Benamout Guillaume
The Freedom Of The Mark

Van Ho

Franco-Canadian artist Benamout Guillaume builds a visual language between cinema, mural painting and abstraction. Shaped by years in the global film industry, his works transform colour, movement and layered marks into vibrant compositions that feel both spontaneous and carefully constructed.

For Benamout Guillaume, image-making is an act of construction. Whether working across cinematic worlds or abstract compositions, he approaches each surface as a space where movement, colour and atmosphere can take form. His practice is shaped by two seemingly different yet deeply connected disciplines: the precision of matte painting and the physical freedom of mural art.

Guillaume Peyo was trained in Paris before establishing himself in Montréal, one of the world’s leading centres for visual effects.

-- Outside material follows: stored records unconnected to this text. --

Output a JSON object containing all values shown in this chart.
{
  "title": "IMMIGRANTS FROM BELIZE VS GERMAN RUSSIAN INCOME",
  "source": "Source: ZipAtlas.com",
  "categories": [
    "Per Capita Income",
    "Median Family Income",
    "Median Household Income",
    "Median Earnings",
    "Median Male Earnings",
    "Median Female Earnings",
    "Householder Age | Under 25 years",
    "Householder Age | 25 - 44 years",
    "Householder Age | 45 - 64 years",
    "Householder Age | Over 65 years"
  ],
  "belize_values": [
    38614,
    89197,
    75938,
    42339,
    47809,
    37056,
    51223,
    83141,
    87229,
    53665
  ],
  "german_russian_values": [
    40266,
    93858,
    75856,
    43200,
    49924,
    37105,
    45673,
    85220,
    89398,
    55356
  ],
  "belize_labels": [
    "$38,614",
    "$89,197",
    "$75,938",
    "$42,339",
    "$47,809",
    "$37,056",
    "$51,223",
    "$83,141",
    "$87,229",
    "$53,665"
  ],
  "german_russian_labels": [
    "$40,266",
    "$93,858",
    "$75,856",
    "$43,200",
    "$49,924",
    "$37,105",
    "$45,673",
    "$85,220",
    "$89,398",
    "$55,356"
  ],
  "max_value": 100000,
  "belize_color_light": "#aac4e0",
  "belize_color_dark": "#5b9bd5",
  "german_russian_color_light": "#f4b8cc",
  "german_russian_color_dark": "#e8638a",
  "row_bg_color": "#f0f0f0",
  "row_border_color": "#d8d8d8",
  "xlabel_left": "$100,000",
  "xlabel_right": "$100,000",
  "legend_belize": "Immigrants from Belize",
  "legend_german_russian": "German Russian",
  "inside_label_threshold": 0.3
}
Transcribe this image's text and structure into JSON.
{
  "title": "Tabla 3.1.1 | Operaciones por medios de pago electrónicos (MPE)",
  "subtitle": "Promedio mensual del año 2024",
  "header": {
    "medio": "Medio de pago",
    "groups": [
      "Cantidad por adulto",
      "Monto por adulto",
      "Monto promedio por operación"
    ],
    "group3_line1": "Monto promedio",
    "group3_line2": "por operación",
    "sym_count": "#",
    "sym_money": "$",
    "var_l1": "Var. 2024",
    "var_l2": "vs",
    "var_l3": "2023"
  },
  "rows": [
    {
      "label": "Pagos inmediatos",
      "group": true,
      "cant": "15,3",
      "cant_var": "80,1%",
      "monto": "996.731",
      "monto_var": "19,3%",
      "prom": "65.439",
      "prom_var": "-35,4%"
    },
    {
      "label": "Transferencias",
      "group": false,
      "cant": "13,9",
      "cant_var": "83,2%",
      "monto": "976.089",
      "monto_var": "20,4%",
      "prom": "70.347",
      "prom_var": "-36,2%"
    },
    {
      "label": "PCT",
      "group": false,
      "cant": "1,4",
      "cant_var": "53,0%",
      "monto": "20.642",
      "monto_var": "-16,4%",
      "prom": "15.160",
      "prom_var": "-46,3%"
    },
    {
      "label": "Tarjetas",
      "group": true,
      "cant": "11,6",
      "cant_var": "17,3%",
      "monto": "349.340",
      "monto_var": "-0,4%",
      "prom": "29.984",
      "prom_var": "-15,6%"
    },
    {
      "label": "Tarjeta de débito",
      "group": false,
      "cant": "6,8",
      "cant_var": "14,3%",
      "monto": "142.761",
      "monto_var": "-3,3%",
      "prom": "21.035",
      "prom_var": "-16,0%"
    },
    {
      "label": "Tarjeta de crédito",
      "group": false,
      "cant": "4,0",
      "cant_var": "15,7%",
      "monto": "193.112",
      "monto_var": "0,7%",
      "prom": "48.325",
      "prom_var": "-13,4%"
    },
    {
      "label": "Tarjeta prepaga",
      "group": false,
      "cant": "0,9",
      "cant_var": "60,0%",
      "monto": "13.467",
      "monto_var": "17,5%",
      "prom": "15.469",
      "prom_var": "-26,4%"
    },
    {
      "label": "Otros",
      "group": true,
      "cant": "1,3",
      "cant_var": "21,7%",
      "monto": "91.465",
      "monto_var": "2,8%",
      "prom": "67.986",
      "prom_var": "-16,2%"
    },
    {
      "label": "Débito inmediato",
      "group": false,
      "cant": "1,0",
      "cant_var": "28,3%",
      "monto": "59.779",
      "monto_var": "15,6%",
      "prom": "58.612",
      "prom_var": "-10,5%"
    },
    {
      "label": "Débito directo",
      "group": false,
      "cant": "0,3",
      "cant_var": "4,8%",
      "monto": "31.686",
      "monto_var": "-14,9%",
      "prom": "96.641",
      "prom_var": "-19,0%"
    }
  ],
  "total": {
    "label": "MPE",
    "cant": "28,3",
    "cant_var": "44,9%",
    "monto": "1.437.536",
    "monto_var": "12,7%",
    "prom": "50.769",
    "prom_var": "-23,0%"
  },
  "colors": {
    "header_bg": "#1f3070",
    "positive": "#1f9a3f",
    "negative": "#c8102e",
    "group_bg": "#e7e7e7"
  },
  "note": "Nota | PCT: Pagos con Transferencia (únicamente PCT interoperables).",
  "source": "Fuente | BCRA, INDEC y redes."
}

Over more than fifteen years in the global film industry, he has contributed to major productions for Apple TV+, Netflix and international studios, including Foundation, Ghost in the Shell, Furiosa, Dumbo and Death on the Nile. This background has given him a sharp understanding of composition, light, depth and visual storytelling. In film, every image must carry atmosphere and credibility. That discipline continues to inform the way he builds his personal artworks.

Yet Guillaume’s creative identity is not limited to the screen. For more than twenty years, he has also practiced mural painting, a form that requires instinct, scale and direct physical engagement. This experience brings a strong sense of movement into his abstract works. His compositions are filled with sweeping lines, layered textures, vivid colours and spontaneous gestures. 

Drawing from graffiti culture, Guillaume transforms urban energy into a refined abstract language. His works feature bold marks, graphic forms, spray-like effects, drips, blocks of colour and overlapping patterns. These elements create a rhythm that feels alive, as if each canvas records a moment of motion. The viewer is invited to follow the traces of his gestures, moving through layers of colour and form.

Colour plays a central role in his visual world. Bright yellows, electric blues, reds, blacks, greens and turquoise tones appear with confidence and intensity. At times, they recall city walls, posters, signs and fragments of street culture. At other moments, they suggest cinematic light or digital landscapes. This balance between urban memory and visual construction gives his work a distinctive tension.

What makes Guillaume’s practice compelling is the way he brings together control and freedom. From cinema, he carries a sense of structure, atmosphere and world-building. From mural painting and graffiti, he draws energy, speed and instinct. His artworks do not describe a specific scene, yet they often feel like fragments of a larger environment. They suggest places in motion, shaped by memory, rhythm and visual noise.

In his personal body of work, abstraction becomes a space of release. The image no longer needs to serve a film narrative or create an illusion of reality. Instead, it becomes a field for gesture, emotion and movement. Through each layered composition, Benamout Guillaume invites viewers into a world built from colour, mark and momentum, where the cinematic eye meets the freedom of the painted wall.